Reif intentaba desesperadamente ser razonable, aunque ella adivinó que era sólo por temor a la cólera de su hermano si algo malo le sucedía a Índigo; sin aquella coacción, habría seguido sin duda el lloroso consejo de Carlaze y la habría atravesado con la espada.
—No me importa el riesgo. —Aferró el picaporte de la puerta—. Tengo que encontrarlo, Reif. Si Rimmi recupera el conocimiento, ella te dirá por qué; te contará la verdad. Cuida de ella.
Abrió la puerta, y una aullante ráfaga de aire se la arrebató de las manos y la estrelló contra la pared. La nieve penetró en el vestíbulo danzando en círculos como derviches. Livian chilló, Índigo, con Grimya pisándole los talones, se precipitó hacia la tormenta.
Oyó voces que la llamaban mientras, tambaleante, atravesaba el patio, forcejeando para ponerse el abrigo sin dejar de correr; escuchó con claridad la voz de Carlaze que gritaba: «¡No dejes que huya, Reif! ¡Ve tras ella, mátala!». Pero nadie salió en su persecución, no escuchó el crujir de pies corriendo sobre la nieve y el hielo a su espalda. Y el arco se alzaba entre la enloquecida oscuridad delante de ella, Índigo avanzó como pudo hacia él, envolviéndose bien en el abrigo y tirando de la capucha para cubrirse los cabellos. No había pensado siquiera qué dirección tomaría, cómo encontraría a Veness; todo lo que importaba ahora era conservar la libertad y huir del veneno de Carlaze y de los extraviados intentos de Reif de hacer justicia.
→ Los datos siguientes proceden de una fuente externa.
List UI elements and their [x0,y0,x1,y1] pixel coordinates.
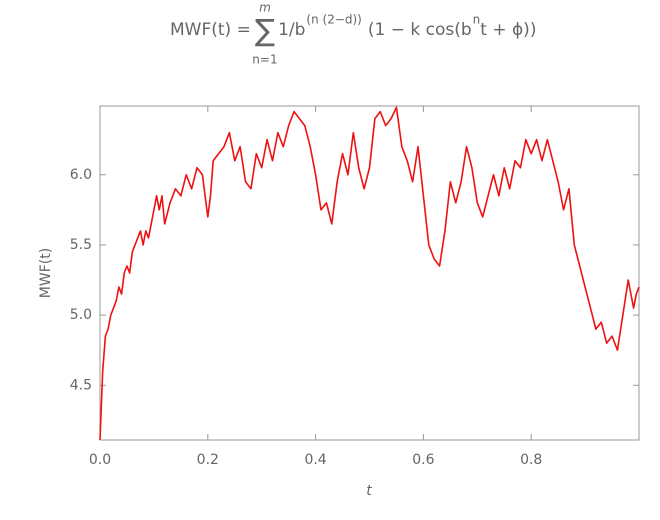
title-part: n [473,13,481,27]
sum-upper: m [259,1,271,15]
x-axis-label: t [366,483,372,499]
title-part: (1 − k cos(b [368,20,472,40]
y-tick-label: 5.0 [70,307,92,323]
y-tick-label: 6.0 [70,167,92,183]
title-part: MWF(t) = [170,20,251,40]
title-part: (n (2−d)) [306,13,361,27]
plot-frame [99,105,640,441]
x-tick-label: 0.2 [197,452,219,468]
data-line [99,106,640,441]
sum-lower: n=1 [252,53,277,67]
y-tick-label: 4.5 [70,377,92,393]
y-axis-label: MWF(t) [38,248,54,298]
x-tick-label: 0.6 [412,452,434,468]
title-part: t + ϕ)) [480,20,536,40]
x-tick-label: 0.8 [520,452,542,468]
y-tick-label: 5.5 [70,237,92,253]
title-part: 1/b [278,20,305,40]
x-tick-label: 0.4 [304,452,326,468]
sum-symbol: ∑ [255,14,275,49]
x-tick-label: 0.0 [89,452,111,468]
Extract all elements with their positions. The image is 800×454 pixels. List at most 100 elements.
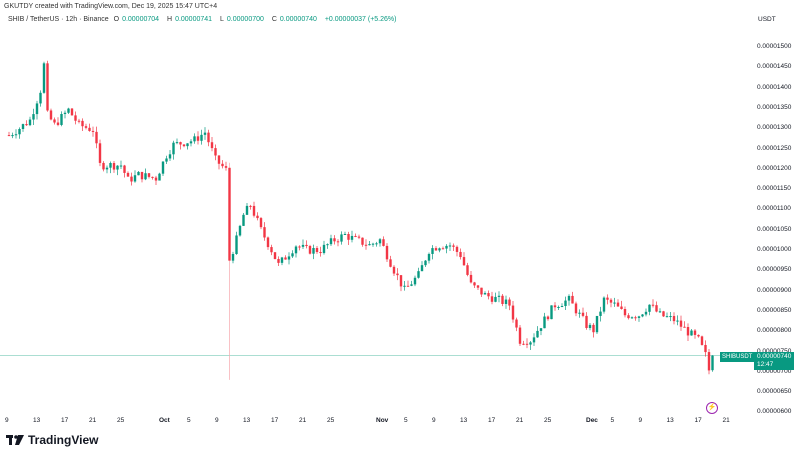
candle-body [95,131,98,144]
symbol-label[interactable]: SHIB / TetherUS · 12h · Binance [8,16,109,23]
candle-body [270,247,273,253]
candle-body [550,305,553,320]
time-tick-label: 9 [432,417,436,424]
price-tick-label: 0.00000700 [757,367,792,375]
candle-body [371,243,375,245]
candle-body [557,306,560,308]
candle-body [333,238,336,242]
candle-body [522,343,525,345]
time-tick-label: 25 [117,417,125,424]
candle-body [578,312,581,314]
candle-body [672,316,676,322]
candle-body [214,148,217,156]
candle-body [567,295,571,301]
low-label: L [220,16,224,23]
candle-body [294,246,298,254]
event-lightning-icon[interactable]: ⚡ [706,402,718,414]
candle-body [340,234,343,242]
candle-body [102,162,105,170]
currency-selector[interactable]: USDT [758,16,776,23]
candle-body [438,248,441,251]
candle-body [133,175,137,182]
candle-body [459,251,462,258]
time-tick-label: 21 [722,417,730,424]
candle-body [462,257,466,266]
candle-body [378,239,382,244]
candle-body [609,299,613,303]
candle-body [571,295,574,304]
candle-body [343,233,347,235]
last-price: 0.00000740 [757,353,792,360]
open-value: 0.00000704 [122,16,160,23]
candle-body [385,245,389,260]
candle-body [690,330,693,336]
candle-body [697,334,700,337]
change-value: +0.00000037 (+5.26%) [324,16,397,23]
candle-body [508,299,511,306]
price-tick-label: 0.00000850 [757,306,792,314]
candle-body [161,161,165,174]
candle-body [123,165,126,173]
high-label: H [167,16,173,23]
price-tick-label: 0.00001000 [757,246,792,253]
candle-body [683,326,686,328]
price-tick-label: 0.00000800 [757,327,792,335]
candle-body [74,115,77,121]
candle-body [564,300,567,307]
close-label: C [271,16,277,23]
candle-body [613,302,616,304]
time-tick-label: Dec [586,417,598,424]
candle-body [445,245,448,249]
time-tick-label: 5 [610,417,615,424]
time-tick-label: 13 [460,417,468,424]
candle-body [91,130,95,132]
candle-body [14,134,18,136]
candle-body [620,306,623,310]
candle-body [273,252,277,260]
candle-body [399,275,403,287]
candle-body [637,316,641,318]
candle-body [231,254,235,261]
symbol-price-tag: SHIBUSDT [720,352,755,362]
high-value: 0.00000741 [175,16,213,23]
candle-body [147,173,151,177]
candle-body [189,141,193,144]
candle-body [662,311,665,317]
candle-body [249,205,252,207]
candle-body [193,136,196,142]
time-tick-label: 21 [89,417,97,424]
candle-body [641,314,644,317]
time-tick-label: 5 [187,417,191,424]
candle-body [480,287,483,295]
candle-body [606,297,609,300]
candle-body [224,166,228,168]
candle-body [700,336,704,345]
candle-body [669,316,672,318]
candle-body [651,304,655,306]
candle-body [686,327,690,336]
price-tick-label: 0.00001100 [757,205,791,213]
time-tick-label: 13 [666,417,674,424]
candle-body [693,330,697,335]
candle-body [595,315,599,333]
candle-body [298,246,301,248]
price-tick-label: 0.00001400 [757,83,792,91]
time-tick-label: 9 [5,417,9,424]
candle-body [392,266,396,274]
price-tick-label: 0.00000650 [757,388,792,396]
tradingview-logo[interactable]: TradingView [6,433,98,447]
candle-body [410,284,413,286]
candle-body [539,328,543,331]
candle-body [707,352,711,371]
candle-body [515,319,518,328]
candle-body [21,124,25,129]
candle-body [77,120,81,122]
candle-body [525,343,529,345]
candle-body [431,248,434,254]
candle-body [448,245,452,247]
candle-body [266,237,270,248]
candle-body [284,257,287,260]
candle-body [105,167,109,170]
candle-body [18,128,21,135]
Salieron del arco, abandonando la relativa protección del patio de la granja, y la ventisca las azotó como una pared. El viento, rugiendo del norte con la voz de un millar de tigres, levantó a Índigo y la arrojó contra el arco. Volvió a ponerse en pie con dificultad, vio a Grimya pequeña y vulnerable, una oscura masa borrosa en medio del caos de nieve que volaba horizontalmente, y oyó la voz desesperada de la loba en su mente.
«¡No hay rastros! ¡No hay forma de seguirlos! ¿Cómo podremos encontrarlos?»
Inclinada para resistir el empuje del viento, las piernas bien clavadas en el suelo y la cabeza gacha como un carnero a punto de cargar, Índigo se dio cuenta por primera vez de la total y temeraria inutilidad de su misión. Jamás encontrarían a Veness. Incluso aunque, como creía, el trineo de perros hubiera ido en dirección al campamento maderero (con toda probabilidad el lugar al que se había dirigido el conde Bray, ahora que conocía las circunstancias de la muerte de Moia), Grimya y ella tenían tantas posibilidades de llegar allí como de volar. Sin un rastro que las guiara, sus posibilidades de llegar al campamento eran tan remotas que sólo la locura podía inducirlas a intentarlo.